Aktuelle Gesellschafter der HKG sind:
RWE Nuclear GmbH 31 % (füher VEW)
Gemeinschaftskraftwerk Weser GmbH & Co. OHG 26 %, (Bielefeld ist mit 8,7 % dabei)
Mark E Aktiengesellschaft 26 % (dazu gehören Hagen und Lüdenscheid sowie Altena, Plettenberg, Halver, Schwerte, Kierspe, Herdecke, Schalksmühle und Herscheid)
Gemeinschaftswerk Hattingen GmbH (WSW Wuppertaler Stadtwerke GmbH, RWE Power Aktiengesellschaft) 12 %
Stadtwerke Aachen Aktiengesellschaft 5 %
Die Anteile von Bremen sind 1984 von den VEW übernommen worden.
Aufgrund des Risikobeteiligungsvertrages müssen sich die Gesellschafter an der Abdeckung finanzieller Risiken beteiligen. (RB 22,s. 60)
Angesichts der vielen Probleme und Verzögerungen beim Bau des THTR war es nur noch eine Frage der Zeit, wann es bei seinen Betreibern zu Liquiditätsproblemen kommen und die Stadtwerke zur Kasse „gebeten" würden. Auf Anfrage der Grünen im Bundestag wurde 1983 (Drucksache 10/1875) bekannt, mit welchen zusätzlichen Summen die Energieversorgungsunternehmen (EVUs) den Bau des THTR subventionieren werden:
237 Millionen DM „Zuschuss", sowie 135 Millionen DM Darlehen für eine Rückbürgschaft.

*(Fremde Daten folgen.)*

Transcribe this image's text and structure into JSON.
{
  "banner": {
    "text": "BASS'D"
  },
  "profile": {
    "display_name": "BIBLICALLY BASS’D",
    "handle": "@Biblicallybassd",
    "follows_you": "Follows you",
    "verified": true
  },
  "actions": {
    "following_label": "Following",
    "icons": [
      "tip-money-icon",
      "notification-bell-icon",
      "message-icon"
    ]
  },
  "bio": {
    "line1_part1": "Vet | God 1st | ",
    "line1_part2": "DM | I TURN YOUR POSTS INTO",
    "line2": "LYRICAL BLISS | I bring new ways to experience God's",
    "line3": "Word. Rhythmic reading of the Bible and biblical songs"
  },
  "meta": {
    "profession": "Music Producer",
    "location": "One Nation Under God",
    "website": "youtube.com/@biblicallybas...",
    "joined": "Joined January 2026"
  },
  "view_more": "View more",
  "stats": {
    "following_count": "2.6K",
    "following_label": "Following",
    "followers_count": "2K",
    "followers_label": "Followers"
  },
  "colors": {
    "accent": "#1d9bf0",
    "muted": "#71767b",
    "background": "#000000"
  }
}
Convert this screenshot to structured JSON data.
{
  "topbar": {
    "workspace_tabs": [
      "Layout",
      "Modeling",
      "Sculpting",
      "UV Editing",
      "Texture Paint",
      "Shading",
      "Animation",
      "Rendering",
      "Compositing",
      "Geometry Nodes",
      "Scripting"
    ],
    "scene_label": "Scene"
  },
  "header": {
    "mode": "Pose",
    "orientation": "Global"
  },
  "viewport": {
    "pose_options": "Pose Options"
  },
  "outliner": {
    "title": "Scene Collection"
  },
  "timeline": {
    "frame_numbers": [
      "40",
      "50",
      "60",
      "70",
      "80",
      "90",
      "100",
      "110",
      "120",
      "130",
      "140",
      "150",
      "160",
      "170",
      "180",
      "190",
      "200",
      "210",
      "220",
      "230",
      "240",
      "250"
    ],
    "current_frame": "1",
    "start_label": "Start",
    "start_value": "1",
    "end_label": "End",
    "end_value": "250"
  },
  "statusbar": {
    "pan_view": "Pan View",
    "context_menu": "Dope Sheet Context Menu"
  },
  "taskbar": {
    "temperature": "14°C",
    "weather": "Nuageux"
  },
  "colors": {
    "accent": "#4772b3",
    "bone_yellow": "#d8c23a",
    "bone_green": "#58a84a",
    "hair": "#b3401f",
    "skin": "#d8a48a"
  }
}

Für die Betriebsphase des Reaktors wurden Risikobeteiligungen des Bundes und des Landes in der Höhe von 450 Millionen DM vereinbart. Es zeichnete sich ab, dass die finanzielle Situation des THTR einem Fass ohne Boden glich. Spätestens jetzt musste den Verantwortlichen in den Stadtwerken klar sein, auf was sie sich eingelassen hatten. Während es um die städtischen Haushalte ohnehin nicht gut stand, mussten sie zusätzlich mit vielen Millionen DM Bau und Betrieb des THTR subventionieren. So hatten sie sich den Aufbruch ins neue nukleare Zeitalter aber nicht vorgestellt!
THTR-Störfälle und HKG-Pleite
Wir machen jetzt einen kleinen Zeitsprung von drei Jahren. Der THTR wurde letztendlich mit vielen Unterbrechungen stunden- und tageweise in Betrieb genommen. Zeitgleich mit der Katastrophe in Tschernobyl fanden ab 1986 größere und kleinere Störfälle im uentroper Reaktor statt. Es kam zu vielen Blockaden der Bauern und Verbraucher, Demonstrationen mit bis zu 7.000 TeilnehmerInnen, Kühlturmbesetzung, dreitägigem Trecker-Treck von Hamm nach Düsseldorf und zu vielen anderen Protesten. Die Stimmung in der Bevölkerung wurde deutlich atomkraftkritischer. –
Und der THTR benötigte für Reparaturen und Weiterbetrieb wieder mal mehr Geld. Gleichzeitig wollten die Betreiber die THTR-Technik nach Russland und in andere Länder verkaufen und mussten der russischen Delegation in Uentrop einen maroden Reaktor schmackhaft machen. Die HKG war Pleite und bei den Verantwortlichen im Land NRW und im Bund brach Panik aus. Konnte die Situation nochmal mit einer großangelegten Aktion (Geldtransfer) gerettet werden? Wie könnte man aus dieser Situation gesichtswahrend wieder herauskommen, wo man doch fast 20 Jahre Befürworter dieser Reaktorlinie war?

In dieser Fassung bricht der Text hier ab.